Florida's rules governing egg farms and packing plants are considered among the nation's toughest, national safety advocates said. But unlike California and a few other states, Florida does not make regular inspections – visiting only to grade eggs – and relies on companies to comply with the rules.

Raynes, a former FDA official, called the approach a partnership: "Florida has one of the best programs I've ever seen." The last known salmonella outbreak from Florida eggs happened in 1993, when 12 people got sick after eating homemade ice cream at a Jacksonville psychiatric hospital picnic.

But food safety advocates said Cal-Maine does not routinely vaccinate hens against salmonella and only a few states require it. Officials say vaccination is expensive and not proven effective.

Advocates counter that several studies show inoculating prevents the bacteria and would cost 4 cents to 14 cents per hen. Salmonella illnesses in Great Britain plunged from 15,000 a year in 1997 to 580 last year, a decline attributed to mandatory inoculation.

Cal-Maine inoculates some Florida hens because it's profitable, advocates said. The company sells to the nation's No. 1 brand, premium-priced Eggland's Best, which only buys eggs from vaccinated hens.

Cal-Maine also feeds some hens all-vegetable diets without bone meal, and some get all- vegan organic feed for eggs sold under its specialty brand, 4-Grain.

Food-safety attorney Babcock questioned why companies couldn't expand those practices to better protect all eggs.

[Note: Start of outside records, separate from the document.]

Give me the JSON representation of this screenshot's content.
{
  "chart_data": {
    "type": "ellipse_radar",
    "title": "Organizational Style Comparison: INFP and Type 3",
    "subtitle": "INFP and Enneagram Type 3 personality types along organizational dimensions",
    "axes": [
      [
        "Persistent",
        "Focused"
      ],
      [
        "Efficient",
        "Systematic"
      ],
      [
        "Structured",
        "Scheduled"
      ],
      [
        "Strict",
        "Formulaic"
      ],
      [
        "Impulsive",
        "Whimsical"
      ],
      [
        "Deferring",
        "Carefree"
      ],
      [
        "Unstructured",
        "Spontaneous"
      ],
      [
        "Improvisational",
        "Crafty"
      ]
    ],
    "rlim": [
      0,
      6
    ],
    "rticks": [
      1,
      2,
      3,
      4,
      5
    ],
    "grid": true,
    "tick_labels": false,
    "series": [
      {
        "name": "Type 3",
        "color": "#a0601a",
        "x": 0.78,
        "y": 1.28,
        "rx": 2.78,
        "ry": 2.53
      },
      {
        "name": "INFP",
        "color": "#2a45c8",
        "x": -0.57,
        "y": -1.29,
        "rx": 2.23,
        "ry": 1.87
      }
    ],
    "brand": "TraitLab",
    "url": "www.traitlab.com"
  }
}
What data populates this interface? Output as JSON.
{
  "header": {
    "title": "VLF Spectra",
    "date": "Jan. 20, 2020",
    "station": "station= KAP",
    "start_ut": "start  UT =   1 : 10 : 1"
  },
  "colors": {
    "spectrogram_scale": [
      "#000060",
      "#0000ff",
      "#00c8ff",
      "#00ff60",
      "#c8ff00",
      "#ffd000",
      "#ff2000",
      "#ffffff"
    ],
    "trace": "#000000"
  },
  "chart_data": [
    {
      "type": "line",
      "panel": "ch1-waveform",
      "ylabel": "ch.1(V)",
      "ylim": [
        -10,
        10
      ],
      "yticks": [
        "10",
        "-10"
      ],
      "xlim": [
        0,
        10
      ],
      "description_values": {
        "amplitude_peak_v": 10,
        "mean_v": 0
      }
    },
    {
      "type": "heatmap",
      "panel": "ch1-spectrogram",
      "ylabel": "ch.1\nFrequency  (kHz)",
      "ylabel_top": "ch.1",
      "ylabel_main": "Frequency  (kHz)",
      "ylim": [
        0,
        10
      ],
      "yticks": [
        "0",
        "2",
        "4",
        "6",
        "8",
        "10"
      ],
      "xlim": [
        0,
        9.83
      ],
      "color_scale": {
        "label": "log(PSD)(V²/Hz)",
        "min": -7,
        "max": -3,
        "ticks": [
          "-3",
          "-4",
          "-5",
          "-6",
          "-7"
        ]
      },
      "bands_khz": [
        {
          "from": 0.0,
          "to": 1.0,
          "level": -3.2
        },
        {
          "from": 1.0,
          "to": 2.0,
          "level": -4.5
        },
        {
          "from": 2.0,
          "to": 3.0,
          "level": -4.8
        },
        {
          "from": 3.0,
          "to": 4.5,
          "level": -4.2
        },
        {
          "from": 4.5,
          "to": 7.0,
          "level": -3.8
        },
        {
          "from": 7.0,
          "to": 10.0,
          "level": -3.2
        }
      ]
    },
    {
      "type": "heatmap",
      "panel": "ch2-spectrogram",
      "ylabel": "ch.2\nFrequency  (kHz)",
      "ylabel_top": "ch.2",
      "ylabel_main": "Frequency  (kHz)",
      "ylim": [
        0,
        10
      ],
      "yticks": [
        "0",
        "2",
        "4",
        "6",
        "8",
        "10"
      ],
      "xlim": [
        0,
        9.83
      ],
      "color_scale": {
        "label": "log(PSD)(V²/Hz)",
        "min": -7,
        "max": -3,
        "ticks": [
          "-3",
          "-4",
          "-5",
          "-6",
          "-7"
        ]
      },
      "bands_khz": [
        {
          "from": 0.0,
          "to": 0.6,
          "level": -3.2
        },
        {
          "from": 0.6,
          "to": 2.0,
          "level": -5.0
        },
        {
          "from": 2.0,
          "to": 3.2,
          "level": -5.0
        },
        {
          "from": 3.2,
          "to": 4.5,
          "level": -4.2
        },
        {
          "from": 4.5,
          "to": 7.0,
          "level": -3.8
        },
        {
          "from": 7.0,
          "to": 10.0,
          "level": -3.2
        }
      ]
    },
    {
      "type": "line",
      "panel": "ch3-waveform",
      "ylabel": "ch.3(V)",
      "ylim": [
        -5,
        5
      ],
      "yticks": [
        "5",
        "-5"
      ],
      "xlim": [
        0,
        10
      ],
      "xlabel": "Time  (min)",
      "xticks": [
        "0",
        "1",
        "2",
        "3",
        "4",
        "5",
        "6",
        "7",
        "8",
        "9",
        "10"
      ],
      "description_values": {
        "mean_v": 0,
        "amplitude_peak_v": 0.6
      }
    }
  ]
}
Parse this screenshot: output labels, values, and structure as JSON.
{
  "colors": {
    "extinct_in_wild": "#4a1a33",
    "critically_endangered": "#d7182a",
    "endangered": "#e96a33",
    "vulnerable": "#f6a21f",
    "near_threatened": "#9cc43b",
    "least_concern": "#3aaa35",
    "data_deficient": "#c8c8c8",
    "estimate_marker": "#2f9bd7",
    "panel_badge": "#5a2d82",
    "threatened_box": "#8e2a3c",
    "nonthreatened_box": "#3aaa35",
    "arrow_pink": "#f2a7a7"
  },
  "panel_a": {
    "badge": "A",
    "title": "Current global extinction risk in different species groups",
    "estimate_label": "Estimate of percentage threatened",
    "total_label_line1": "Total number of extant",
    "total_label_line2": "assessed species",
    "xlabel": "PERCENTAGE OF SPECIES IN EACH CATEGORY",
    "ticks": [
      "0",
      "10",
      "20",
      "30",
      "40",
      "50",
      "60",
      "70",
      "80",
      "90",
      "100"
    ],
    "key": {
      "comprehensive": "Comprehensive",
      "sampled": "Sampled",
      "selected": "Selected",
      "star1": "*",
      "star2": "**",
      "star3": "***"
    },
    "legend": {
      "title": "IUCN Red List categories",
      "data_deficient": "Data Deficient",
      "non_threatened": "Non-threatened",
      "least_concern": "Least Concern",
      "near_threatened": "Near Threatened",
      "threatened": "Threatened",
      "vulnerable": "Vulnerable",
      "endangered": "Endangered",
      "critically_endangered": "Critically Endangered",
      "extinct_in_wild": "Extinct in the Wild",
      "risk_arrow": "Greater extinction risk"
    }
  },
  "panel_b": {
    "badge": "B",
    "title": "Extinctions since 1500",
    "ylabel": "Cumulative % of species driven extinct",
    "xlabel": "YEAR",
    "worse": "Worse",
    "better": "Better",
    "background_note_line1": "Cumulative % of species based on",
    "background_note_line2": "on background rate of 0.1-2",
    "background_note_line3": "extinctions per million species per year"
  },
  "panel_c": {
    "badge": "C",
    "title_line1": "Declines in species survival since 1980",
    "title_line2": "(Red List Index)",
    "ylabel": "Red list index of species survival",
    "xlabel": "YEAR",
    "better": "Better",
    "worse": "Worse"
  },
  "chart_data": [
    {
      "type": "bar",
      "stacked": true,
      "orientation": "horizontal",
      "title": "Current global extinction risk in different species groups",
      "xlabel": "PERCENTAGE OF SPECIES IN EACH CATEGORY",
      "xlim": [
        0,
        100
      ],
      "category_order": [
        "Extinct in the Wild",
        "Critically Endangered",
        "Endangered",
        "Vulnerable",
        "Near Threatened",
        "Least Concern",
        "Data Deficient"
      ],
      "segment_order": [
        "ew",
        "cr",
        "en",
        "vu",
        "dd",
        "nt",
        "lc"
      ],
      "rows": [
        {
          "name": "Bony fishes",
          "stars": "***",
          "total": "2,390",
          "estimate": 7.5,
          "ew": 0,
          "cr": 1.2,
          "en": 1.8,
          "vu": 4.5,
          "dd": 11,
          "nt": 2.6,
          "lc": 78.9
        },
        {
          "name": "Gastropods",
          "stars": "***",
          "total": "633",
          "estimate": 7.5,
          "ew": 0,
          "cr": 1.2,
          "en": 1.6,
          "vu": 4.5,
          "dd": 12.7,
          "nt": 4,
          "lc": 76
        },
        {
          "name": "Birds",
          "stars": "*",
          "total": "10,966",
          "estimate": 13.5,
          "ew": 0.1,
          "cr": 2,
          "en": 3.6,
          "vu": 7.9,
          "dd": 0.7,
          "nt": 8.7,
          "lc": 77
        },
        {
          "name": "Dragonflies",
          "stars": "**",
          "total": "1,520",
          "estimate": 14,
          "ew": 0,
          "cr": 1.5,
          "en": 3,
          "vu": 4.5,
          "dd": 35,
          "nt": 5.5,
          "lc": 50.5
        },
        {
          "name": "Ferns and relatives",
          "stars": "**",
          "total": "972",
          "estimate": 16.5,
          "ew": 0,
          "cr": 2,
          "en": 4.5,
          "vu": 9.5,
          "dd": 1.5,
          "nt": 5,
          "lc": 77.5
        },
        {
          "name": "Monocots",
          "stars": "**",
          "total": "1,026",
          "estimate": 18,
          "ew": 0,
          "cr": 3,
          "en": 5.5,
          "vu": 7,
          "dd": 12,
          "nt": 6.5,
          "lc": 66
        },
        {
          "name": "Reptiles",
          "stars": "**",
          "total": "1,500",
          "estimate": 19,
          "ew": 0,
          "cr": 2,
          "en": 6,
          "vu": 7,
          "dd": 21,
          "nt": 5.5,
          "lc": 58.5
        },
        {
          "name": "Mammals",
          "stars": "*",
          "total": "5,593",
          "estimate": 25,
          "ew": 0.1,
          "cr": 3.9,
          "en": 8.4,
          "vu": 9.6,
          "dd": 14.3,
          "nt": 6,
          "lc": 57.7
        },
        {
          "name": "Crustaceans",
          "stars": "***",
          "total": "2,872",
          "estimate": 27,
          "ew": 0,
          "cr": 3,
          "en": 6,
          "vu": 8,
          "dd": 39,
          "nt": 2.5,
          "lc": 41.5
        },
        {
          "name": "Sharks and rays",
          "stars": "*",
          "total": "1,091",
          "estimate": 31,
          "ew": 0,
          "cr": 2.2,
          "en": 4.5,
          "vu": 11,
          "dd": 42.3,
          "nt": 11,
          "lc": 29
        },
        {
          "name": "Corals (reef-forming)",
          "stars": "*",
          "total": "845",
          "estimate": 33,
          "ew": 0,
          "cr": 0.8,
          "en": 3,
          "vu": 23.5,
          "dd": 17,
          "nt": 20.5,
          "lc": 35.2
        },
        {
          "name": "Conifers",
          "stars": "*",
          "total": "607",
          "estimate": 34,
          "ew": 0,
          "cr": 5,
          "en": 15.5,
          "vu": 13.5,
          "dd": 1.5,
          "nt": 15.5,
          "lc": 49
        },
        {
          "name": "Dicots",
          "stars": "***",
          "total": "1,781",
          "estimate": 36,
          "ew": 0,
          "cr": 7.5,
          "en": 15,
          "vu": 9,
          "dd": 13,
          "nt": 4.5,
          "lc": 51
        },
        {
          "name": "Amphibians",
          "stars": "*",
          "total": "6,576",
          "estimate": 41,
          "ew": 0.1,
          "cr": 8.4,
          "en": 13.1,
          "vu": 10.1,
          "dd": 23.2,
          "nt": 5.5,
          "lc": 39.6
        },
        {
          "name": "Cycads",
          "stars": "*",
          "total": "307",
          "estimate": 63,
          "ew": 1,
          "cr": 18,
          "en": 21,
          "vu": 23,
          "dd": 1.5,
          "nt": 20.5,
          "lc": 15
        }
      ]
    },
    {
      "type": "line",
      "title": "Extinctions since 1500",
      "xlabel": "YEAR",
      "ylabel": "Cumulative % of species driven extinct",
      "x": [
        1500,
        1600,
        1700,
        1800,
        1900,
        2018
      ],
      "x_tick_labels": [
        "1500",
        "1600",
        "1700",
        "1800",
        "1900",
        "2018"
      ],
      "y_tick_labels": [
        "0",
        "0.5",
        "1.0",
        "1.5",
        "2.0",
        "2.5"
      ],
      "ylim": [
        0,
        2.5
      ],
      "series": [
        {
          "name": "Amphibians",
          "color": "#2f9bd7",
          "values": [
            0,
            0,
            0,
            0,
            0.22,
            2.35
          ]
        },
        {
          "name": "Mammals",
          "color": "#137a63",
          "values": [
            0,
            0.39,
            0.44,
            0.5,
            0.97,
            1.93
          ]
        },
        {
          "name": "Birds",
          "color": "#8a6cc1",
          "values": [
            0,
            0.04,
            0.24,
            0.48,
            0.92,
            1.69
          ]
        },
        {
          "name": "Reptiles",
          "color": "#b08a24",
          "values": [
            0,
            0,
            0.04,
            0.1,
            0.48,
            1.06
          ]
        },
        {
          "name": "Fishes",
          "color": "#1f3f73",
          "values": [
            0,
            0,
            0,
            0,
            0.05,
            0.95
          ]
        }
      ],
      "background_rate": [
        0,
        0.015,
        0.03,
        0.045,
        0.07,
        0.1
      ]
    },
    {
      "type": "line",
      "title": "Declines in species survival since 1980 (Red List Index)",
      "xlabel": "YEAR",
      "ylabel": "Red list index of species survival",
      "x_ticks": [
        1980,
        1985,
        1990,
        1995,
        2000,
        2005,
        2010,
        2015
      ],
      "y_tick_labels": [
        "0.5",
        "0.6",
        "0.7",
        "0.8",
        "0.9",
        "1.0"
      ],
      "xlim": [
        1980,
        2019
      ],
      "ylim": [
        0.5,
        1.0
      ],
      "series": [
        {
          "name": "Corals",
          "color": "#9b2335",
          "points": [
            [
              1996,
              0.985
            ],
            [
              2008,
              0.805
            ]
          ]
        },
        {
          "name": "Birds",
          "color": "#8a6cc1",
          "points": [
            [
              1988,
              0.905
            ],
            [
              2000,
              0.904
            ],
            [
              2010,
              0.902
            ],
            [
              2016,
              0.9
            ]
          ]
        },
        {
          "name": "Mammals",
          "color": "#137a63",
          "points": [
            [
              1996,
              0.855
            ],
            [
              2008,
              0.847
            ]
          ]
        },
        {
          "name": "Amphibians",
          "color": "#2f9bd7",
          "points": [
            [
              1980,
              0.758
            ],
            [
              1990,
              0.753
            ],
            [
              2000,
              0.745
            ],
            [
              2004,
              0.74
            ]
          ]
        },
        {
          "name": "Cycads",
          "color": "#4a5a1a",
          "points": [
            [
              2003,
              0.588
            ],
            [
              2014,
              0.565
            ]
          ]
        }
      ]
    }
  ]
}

"The things that egg producers could do to greatly reduce salmonella in eggs, they're not that hard," Babcock said.

Advocates hope that the new federal rules will help. Egg farms and plants must: Buy hens from farms inspected for salmonella; do more to keep rodents and bugs out of henhouses; do more to prevent contamination when workers move among houses; allow fewer visitors and make them take steps such as wearing protective suits and booties; and refrigerate eggs to 45 degrees within 36 hours of laying.

Farms must also test eggs, chicks and hens, and if salmonella is found, disinfect and begin egg treatment and testing until eggs test negative four times in a row.

The nation's food industry also touts a voluntary program of standards and annual inspections by its Safe Quality Foods Institute. The guidelines are tougher than the government's, said Jill Hollingsworth, vice president of food safety.

All of Cal-Maine's 35 egg processing plants in 16 states scored the program's highest ratings. But only 139 nationally out of about 600 large plants comply, and only one egg farm in the nation participates.

"The next step is for the processors and retailers to demand that the farms get certified," Hollingsworth said. "That's how to tackle salmonella."